Australia’s minister for weapons corporations Richard Marles thinks it’s a “perfectly natural thing” for the United States to review the AUKUS military pact, but doesn’t believe Australia should, despite growing opposition to Labor’s dangerous embrace of Scott Morrison’s effort to please American hawks.
The Pentagon revealed it would review the AUKUS military pact on June 12, ostensibly to check it “aligns” to US President Donald Trump’s “America First” agenda.
It could form part of Trump and US Secretary of Defense Pete Hegseth’s campaign to get US allies to boost military spending to 3.5% of the country’s gross domestic product (GDP), or it could be the White House deciding to go with AUKUS “Plan B”.
The independent Congressional Research Service has already said the US has a critical backlog and not enough nuclear attack submarines. That much we know.
Its “Plan B” suggestion is to turn Australia into a giant base for a US nuclear submarine force. In other words, if the US doesn’t have capacity to help Australia make its own nuclear powered submarines, it will just turn Australia into a giant base for US ones.
Labor’s bipartisan positioning in support of AUKUS and the obsequiousness it has shown to Trump et al make this Plan B a real possibility.
Labor’s gifting of billions of dollars from the public purse to weapons’ contractors for nuclear-powered submarines (that may never arrive) and for public universities to help weapons contractors design even more lethal weapons, is broadly opposed.
Almost half those polled by the Guardian’s Essential poll last November said after Trump’s win they want AUKUS reviewed.
While the United States, China, Russia, Germany and India are the biggest military spenders, Australia ranked seventh on the Lowy Institute’s 2024 Asia Power Index.
The hawks in Australia who, ironically, are screaming about the world becoming more dangerous, want Labor to spend more than $56 billion a year, just over 2% of GDP. During the election campaign Labor committed to raising spending as a percentage of GDP to 2.4% and the Liberals to 3% within a decade.

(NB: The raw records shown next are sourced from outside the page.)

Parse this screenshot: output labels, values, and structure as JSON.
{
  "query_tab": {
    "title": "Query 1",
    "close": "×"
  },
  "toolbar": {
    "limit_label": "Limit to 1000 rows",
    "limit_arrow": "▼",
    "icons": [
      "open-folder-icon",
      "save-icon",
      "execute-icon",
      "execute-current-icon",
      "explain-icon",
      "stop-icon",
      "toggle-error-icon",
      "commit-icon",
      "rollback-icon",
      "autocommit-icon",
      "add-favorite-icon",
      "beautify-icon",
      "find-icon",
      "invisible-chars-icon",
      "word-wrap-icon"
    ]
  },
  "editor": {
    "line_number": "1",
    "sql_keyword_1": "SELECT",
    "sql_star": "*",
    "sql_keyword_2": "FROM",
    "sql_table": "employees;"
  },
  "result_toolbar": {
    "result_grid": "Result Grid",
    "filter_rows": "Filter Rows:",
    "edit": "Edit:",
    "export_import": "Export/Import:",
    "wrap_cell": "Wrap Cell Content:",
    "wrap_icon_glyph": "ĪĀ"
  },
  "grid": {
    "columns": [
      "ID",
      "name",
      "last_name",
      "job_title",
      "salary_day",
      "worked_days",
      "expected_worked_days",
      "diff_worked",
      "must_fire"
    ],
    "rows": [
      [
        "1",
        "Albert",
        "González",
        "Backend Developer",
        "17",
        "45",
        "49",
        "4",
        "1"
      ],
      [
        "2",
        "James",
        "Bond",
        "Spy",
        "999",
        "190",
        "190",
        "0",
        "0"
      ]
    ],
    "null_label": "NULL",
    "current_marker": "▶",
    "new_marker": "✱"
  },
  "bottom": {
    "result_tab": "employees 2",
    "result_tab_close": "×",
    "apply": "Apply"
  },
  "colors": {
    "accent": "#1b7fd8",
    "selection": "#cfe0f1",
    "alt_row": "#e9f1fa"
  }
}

Moving up to 3.5% would require major cuts to social spending and higher taxes on those least able to pay more, and neither major party would want to fight an election with such policies.
Marles, however, already told Hegseth at the military talkfest at the end of May, known as the Shangri-la Dialogue, that he is “open” to spending more on defence. “We are absolutely up for having this conversation, and we want to calibrate our defence spending to meet the strategic moment that we all face,” Marles said.
Marles told the forum that “Australia acquiring a nuclear powered submarine capability under the banner of AUKUS is essential to our national security and will play a part in providing geostrategic balance in the Indo-Pacific”.
Further, he confirmed AUKUS was about a possible future war with China because “China’s decision to pursue rapid nuclear modernisation and expansion … aims in part to reach parity with or surpass the United States”.
Labor’s decision to stand shoulder-to-shoulder with Trump and Hegseth should be sending shock waves to all those who value human rights, sovereignty and the rule of law. Marles’ argument that defence is “deterrence” is false. Labor has still not signed the Treaty on the Prohibition of Nuclear Weapons, despite its many promises to do so and Marles bemoaning “new proliferation cycles” in Europe and Asia.